Und dann plötzlich: Orgel. Bei Dominique Johnsons „Take Me To The River“ fühlt sich auf einmal alles völlig richtig an. Kein wäre, wenn nicht, kein könnte, wenn hätte – hier ist gleich ab dem ersten Takt alles da. Wärme, Gospel, Körper. Und in den letzten 35 Sekunden gibt‘s noch soulful Frauengesang on top. Oh yes, Lord! Frappierend, was man aus einem Original, das mit seinem straighten Vierer-Beat wie der klanggewordene alte weiße Mann klingt, alles zaubern kann. Der Abschluss gehört dem jungen Londoner Komponisten und Sounddesigner Leon Jean-Marie und seiner Klavierballadenfassung von „This Must Be The Place (Naive Melody)“, getragen von einer bezwingenden Stimme, die das ganze Ding samt seiner ikonischen Zeile Never for money, always für love derart versöhnlich nach Hause bringt, dass man ihm auch die überzuckerten Streicher am Schluss verzeiht. Oder, wie er selbst singt: Home is where I wanna be but I guess I’m already there.

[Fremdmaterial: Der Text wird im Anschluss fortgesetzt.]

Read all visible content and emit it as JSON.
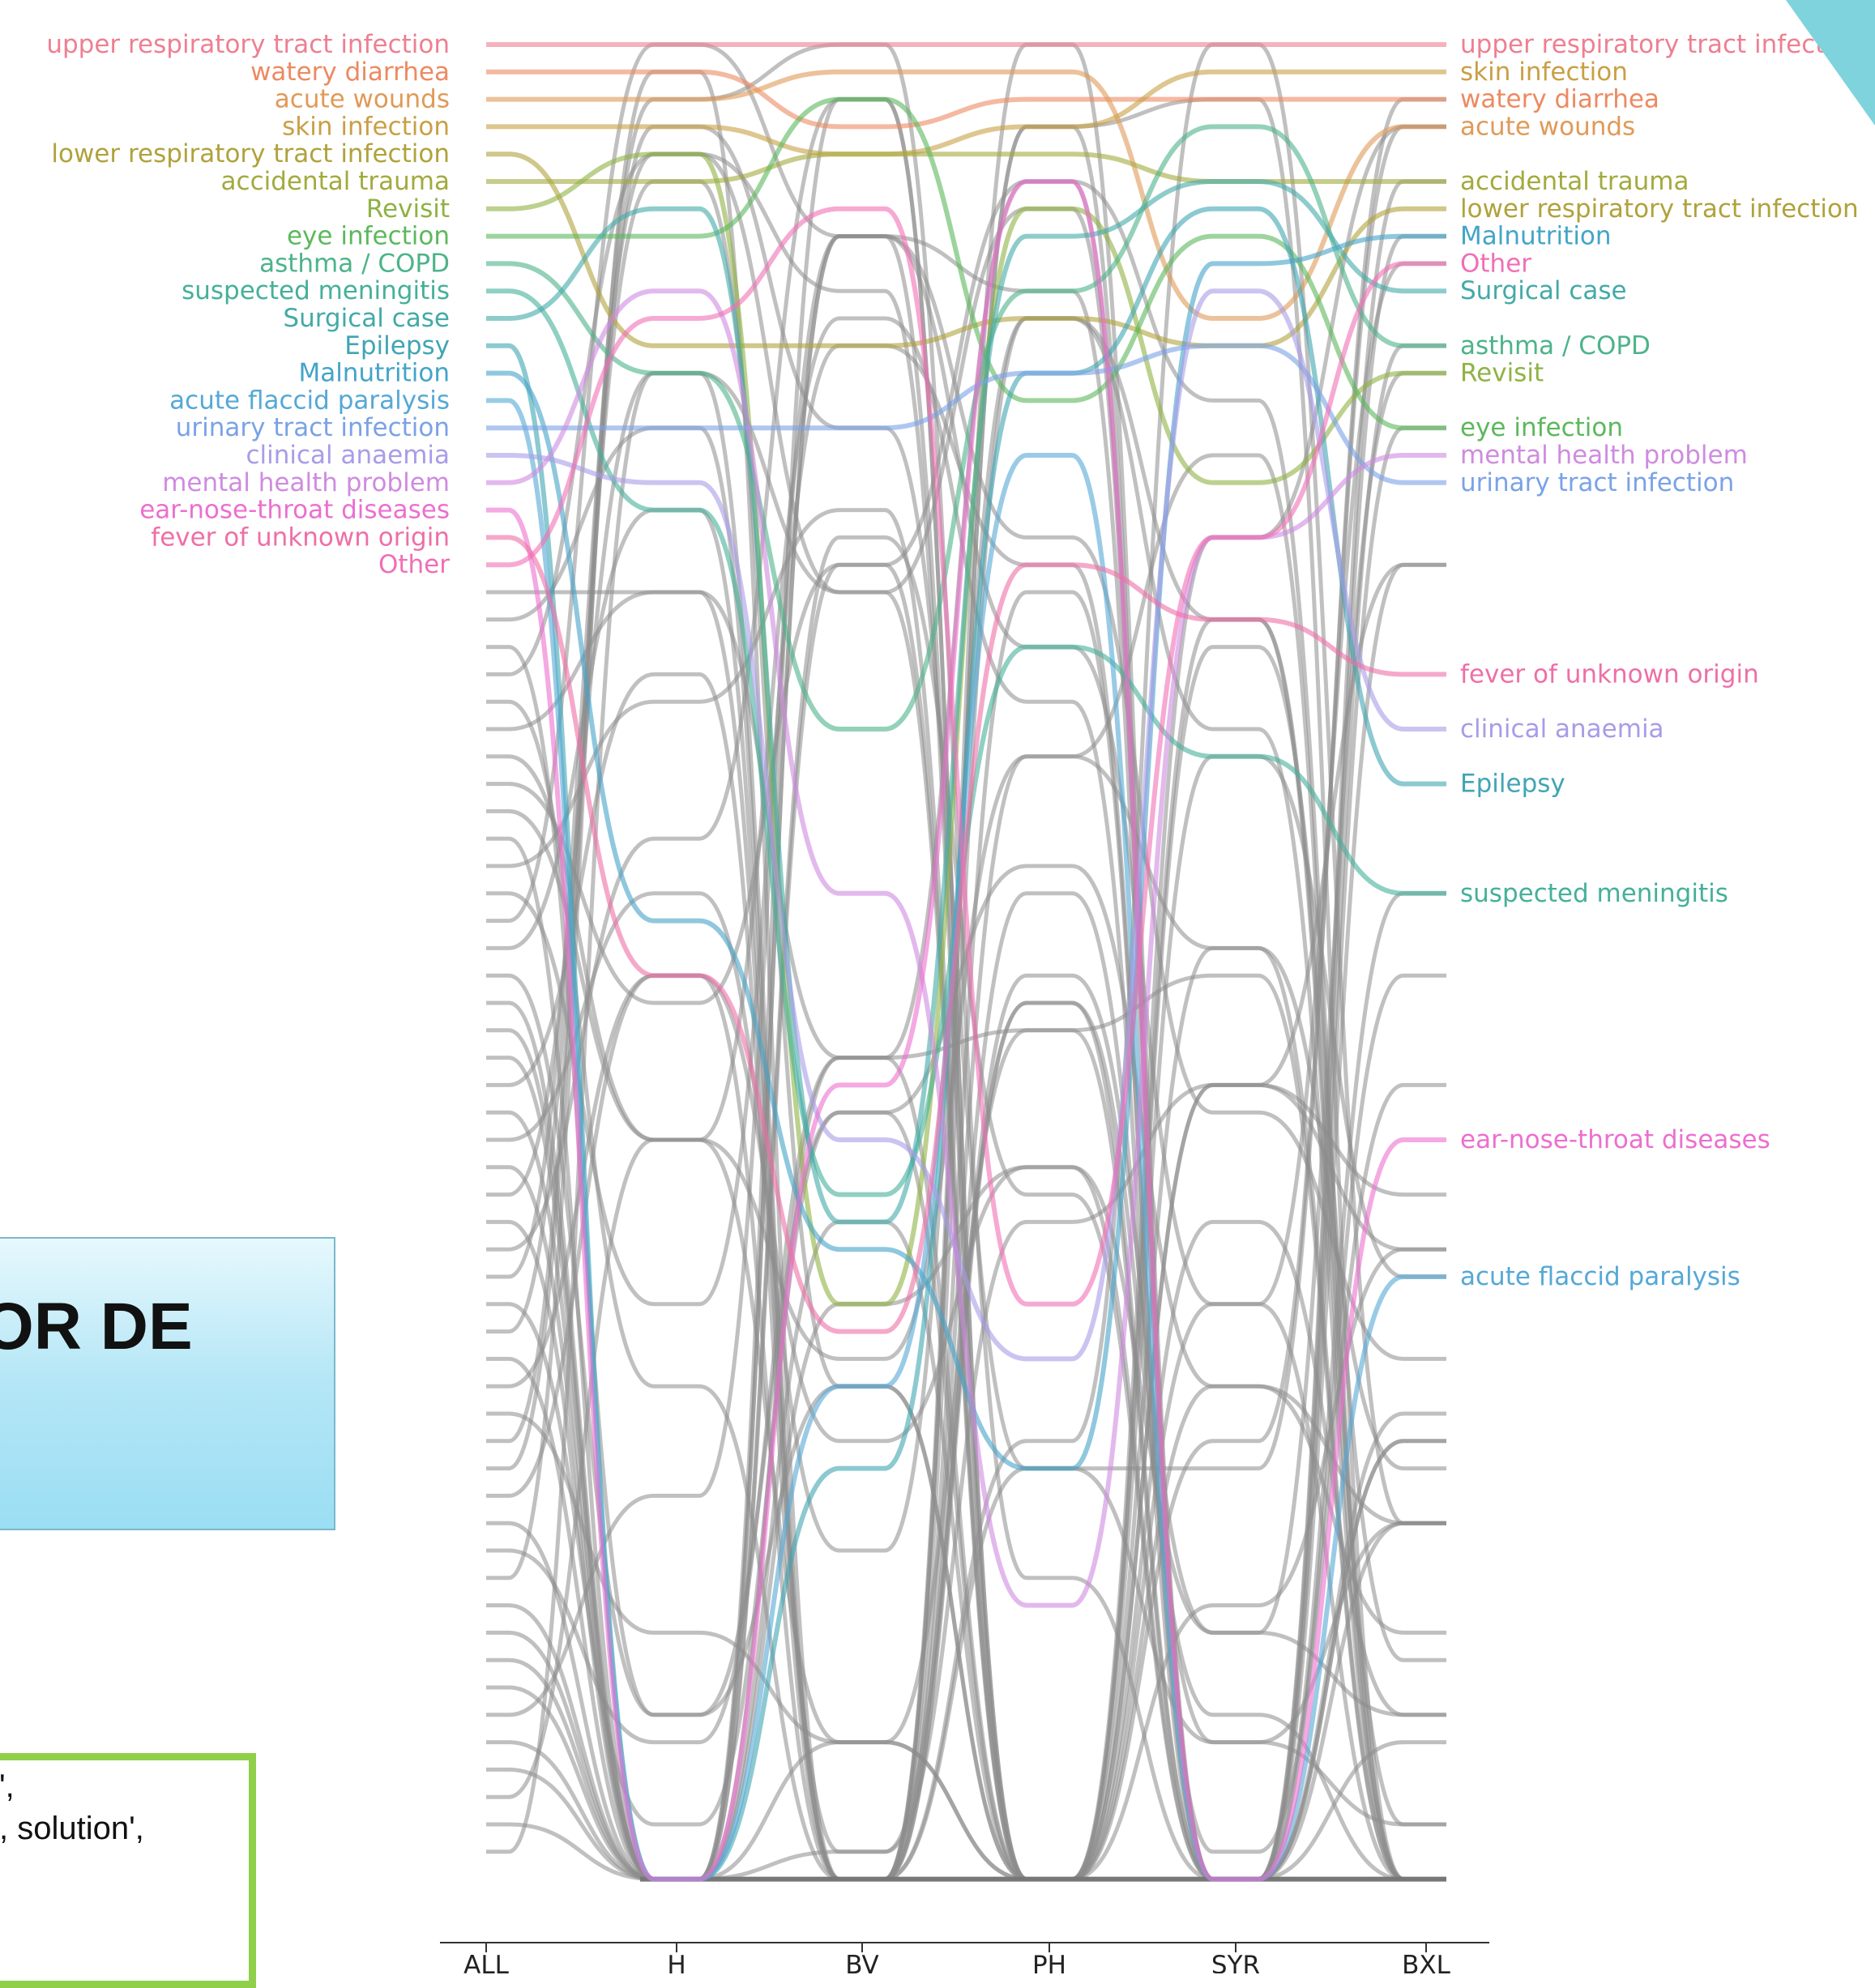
{
  "slide": {
    "box_text": "OR DE",
    "code_lines": [
      "',",
      ", solution',"
    ]
  },
  "colors": {
    "other": "#8c8c8c",
    "box_border": "#7ab8cc",
    "code_border": "#8fcf4a",
    "corner": "#7fd3dc"
  },
  "chart_data": {
    "type": "bump",
    "columns": [
      "ALL",
      "H",
      "BV",
      "PH",
      "SYR",
      "BXL"
    ],
    "max_rank": 67,
    "sink_rank": 68,
    "highlighted": [
      {
        "name": "upper respiratory tract infection",
        "color": "#ee7f92",
        "label_left": "upper respiratory tract infection",
        "label_right": "upper respiratory tract infection",
        "ranks": [
          1,
          1,
          1,
          1,
          1,
          1
        ]
      },
      {
        "name": "watery diarrhea",
        "color": "#ec8a62",
        "label_left": "watery diarrhea",
        "label_right": "watery diarrhea",
        "ranks": [
          2,
          2,
          4,
          3,
          3,
          3
        ]
      },
      {
        "name": "acute wounds",
        "color": "#e09a58",
        "label_left": "acute wounds",
        "label_right": "acute wounds",
        "ranks": [
          3,
          3,
          2,
          2,
          11,
          4
        ]
      },
      {
        "name": "skin infection",
        "color": "#c8a045",
        "label_left": "skin infection",
        "label_right": "skin infection",
        "ranks": [
          4,
          4,
          5,
          4,
          2,
          2
        ]
      },
      {
        "name": "lower respiratory tract infection",
        "color": "#b0a23c",
        "label_left": "lower respiratory tract infection",
        "label_right": "lower respiratory tract infection",
        "ranks": [
          5,
          12,
          12,
          11,
          12,
          7
        ]
      },
      {
        "name": "accidental trauma",
        "color": "#a3aa3e",
        "label_left": "accidental trauma",
        "label_right": "accidental trauma",
        "ranks": [
          6,
          6,
          5,
          5,
          6,
          6
        ]
      },
      {
        "name": "Revisit",
        "color": "#8fb243",
        "label_left": "Revisit",
        "label_right": "Revisit",
        "ranks": [
          7,
          5,
          47,
          7,
          17,
          13
        ]
      },
      {
        "name": "eye infection",
        "color": "#5cb85c",
        "label_left": "eye infection",
        "label_right": "eye infection",
        "ranks": [
          8,
          8,
          3,
          14,
          8,
          15
        ]
      },
      {
        "name": "asthma / COPD",
        "color": "#4db38a",
        "label_left": "asthma / COPD",
        "label_right": "asthma / COPD",
        "ranks": [
          9,
          13,
          26,
          10,
          4,
          12
        ]
      },
      {
        "name": "suspected meningitis",
        "color": "#45b09a",
        "label_left": "suspected meningitis",
        "label_right": "suspected meningitis",
        "ranks": [
          10,
          18,
          43,
          23,
          27,
          32
        ]
      },
      {
        "name": "Surgical case",
        "color": "#43aaa8",
        "label_left": "Surgical case",
        "label_right": "Surgical case",
        "ranks": [
          11,
          7,
          44,
          8,
          6,
          10
        ]
      },
      {
        "name": "Epilepsy",
        "color": "#40a5b3",
        "label_left": "Epilepsy",
        "label_right": "Epilepsy",
        "ranks": [
          12,
          68,
          53,
          13,
          7,
          28
        ]
      },
      {
        "name": "Malnutrition",
        "color": "#44a4c8",
        "label_left": "Malnutrition",
        "label_right": "Malnutrition",
        "ranks": [
          13,
          33,
          45,
          53,
          9,
          8
        ]
      },
      {
        "name": "acute flaccid paralysis",
        "color": "#55a8d6",
        "label_left": "acute flaccid paralysis",
        "label_right": "acute flaccid paralysis",
        "ranks": [
          14,
          68,
          50,
          16,
          68,
          46
        ]
      },
      {
        "name": "urinary tract infection",
        "color": "#7aa2e6",
        "label_left": "urinary tract infection",
        "label_right": "urinary tract infection",
        "ranks": [
          15,
          15,
          15,
          13,
          12,
          17
        ]
      },
      {
        "name": "clinical anaemia",
        "color": "#a89ce8",
        "label_left": "clinical anaemia",
        "label_right": "clinical anaemia",
        "ranks": [
          16,
          17,
          41,
          49,
          10,
          26
        ]
      },
      {
        "name": "mental health problem",
        "color": "#cf8be0",
        "label_left": "mental health problem",
        "label_right": "mental health problem",
        "ranks": [
          17,
          10,
          32,
          58,
          19,
          16
        ]
      },
      {
        "name": "ear-nose-throat diseases",
        "color": "#ec6fcf",
        "label_left": "ear-nose-throat diseases",
        "label_right": "ear-nose-throat diseases",
        "ranks": [
          18,
          68,
          39,
          6,
          68,
          41
        ]
      },
      {
        "name": "fever of unknown origin",
        "color": "#ee6fa7",
        "label_left": "fever of unknown origin",
        "label_right": "fever of unknown origin",
        "ranks": [
          19,
          35,
          48,
          20,
          22,
          24
        ]
      },
      {
        "name": "Other",
        "color": "#f06fb5",
        "label_left": "Other",
        "label_right": "Other",
        "ranks": [
          20,
          11,
          7,
          47,
          19,
          9
        ]
      }
    ]
  }
}
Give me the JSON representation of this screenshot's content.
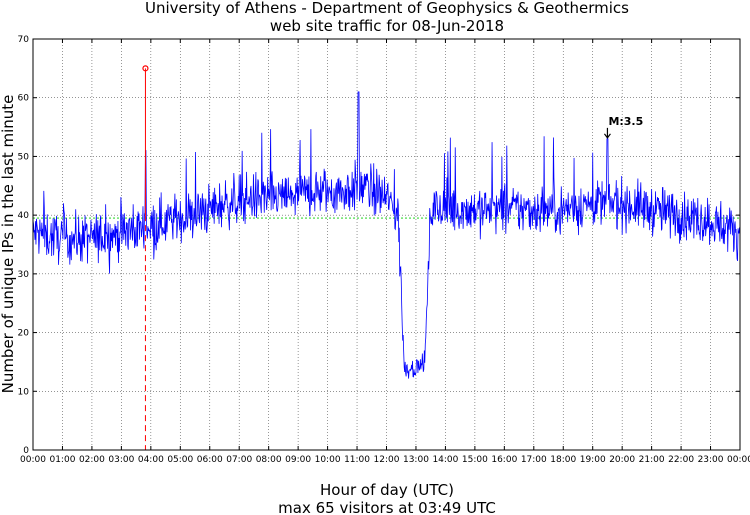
{
  "chart_data": {
    "type": "line",
    "title": "University of Athens - Department of Geophysics & Geothermics",
    "subtitle": "web site traffic for 08-Jun-2018",
    "xlabel": "Hour of day (UTC)",
    "xlabel2": "max 65 visitors at 03:49 UTC",
    "ylabel": "Number of unique IPs in the last minute",
    "ylim": [
      0,
      70
    ],
    "xlim": [
      0,
      24
    ],
    "grid": true,
    "y_ticks": [
      "0",
      "10",
      "20",
      "30",
      "40",
      "50",
      "60",
      "70"
    ],
    "x_ticks": [
      "00:00",
      "01:00",
      "02:00",
      "03:00",
      "04:00",
      "05:00",
      "06:00",
      "07:00",
      "08:00",
      "09:00",
      "10:00",
      "11:00",
      "12:00",
      "13:00",
      "14:00",
      "15:00",
      "16:00",
      "17:00",
      "18:00",
      "19:00",
      "20:00",
      "21:00",
      "22:00",
      "23:00",
      "00:00"
    ],
    "mean_level": 39.5,
    "max_marker": {
      "hour": 3.817,
      "value": 65
    },
    "event_annotation": {
      "label": "M:3.5",
      "hour": 19.5,
      "value": 53
    },
    "traffic_profile": {
      "x": [
        0,
        1,
        2,
        3,
        3.8,
        4.5,
        5.5,
        6.5,
        7.5,
        8.5,
        9.5,
        10.5,
        11.2,
        12,
        12.4,
        12.6,
        13.0,
        13.3,
        13.5,
        14,
        15,
        16,
        17,
        18,
        19,
        20,
        21,
        22,
        23,
        24
      ],
      "y": [
        37,
        36,
        36,
        37,
        38,
        39,
        40,
        42,
        43,
        43,
        44,
        44,
        45,
        43,
        40,
        14,
        14,
        15,
        41,
        41,
        41,
        41,
        41,
        41,
        42,
        42,
        41,
        40,
        39,
        37
      ]
    },
    "series": [
      {
        "values_note": "",
        "color": "#0000ff"
      }
    ]
  },
  "colors": {
    "series": "#0000ff",
    "mean": "#00cc00",
    "max_marker": "#ff0000",
    "grid": "#555555"
  }
}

Man könnte nun meinen, die Errungenschaft dieses Albums liege nicht darin, Skeptikern die Liebe zu den Talking Heads zu lehren, sondern vielmehr darin, eine Handvoll Künstler (wieder) zu entdecken, deren eigene Arbeiten verfolgt sein wollen – Stichwort Astrønne. Doch dann setzt ein im Hintergrund wirkender, dem stoischen Puls der Musik nicht unähnlicher Prozess ein, in dessen Verlauf man nach Naive Melodies die talkinghead’schen Originale mit anderen Ohren hört – und plötzlich gar nicht mehr ganz so unberührend findet wie zuvor.

Sich durch dieses Cover-Album Stück für Stück hindurchzuhören, hindurchzuarbeiten, manchmal ratlos, manchmal genervt, manchmal aber auch begeistert, führt letztlich zu einer rückwirkenden Transformation, die am Ende zumindest verstehen lässt, warum man die Talking Heads (neu) hören will. Selbstverständlich ist das auch auf Doppel-Vinyl möglich. Ich persönlich kann mit ihnen und ihrer Musik immer noch nicht allzuviel anfangen. Aber jetzt weiß ich wenigstens, warum.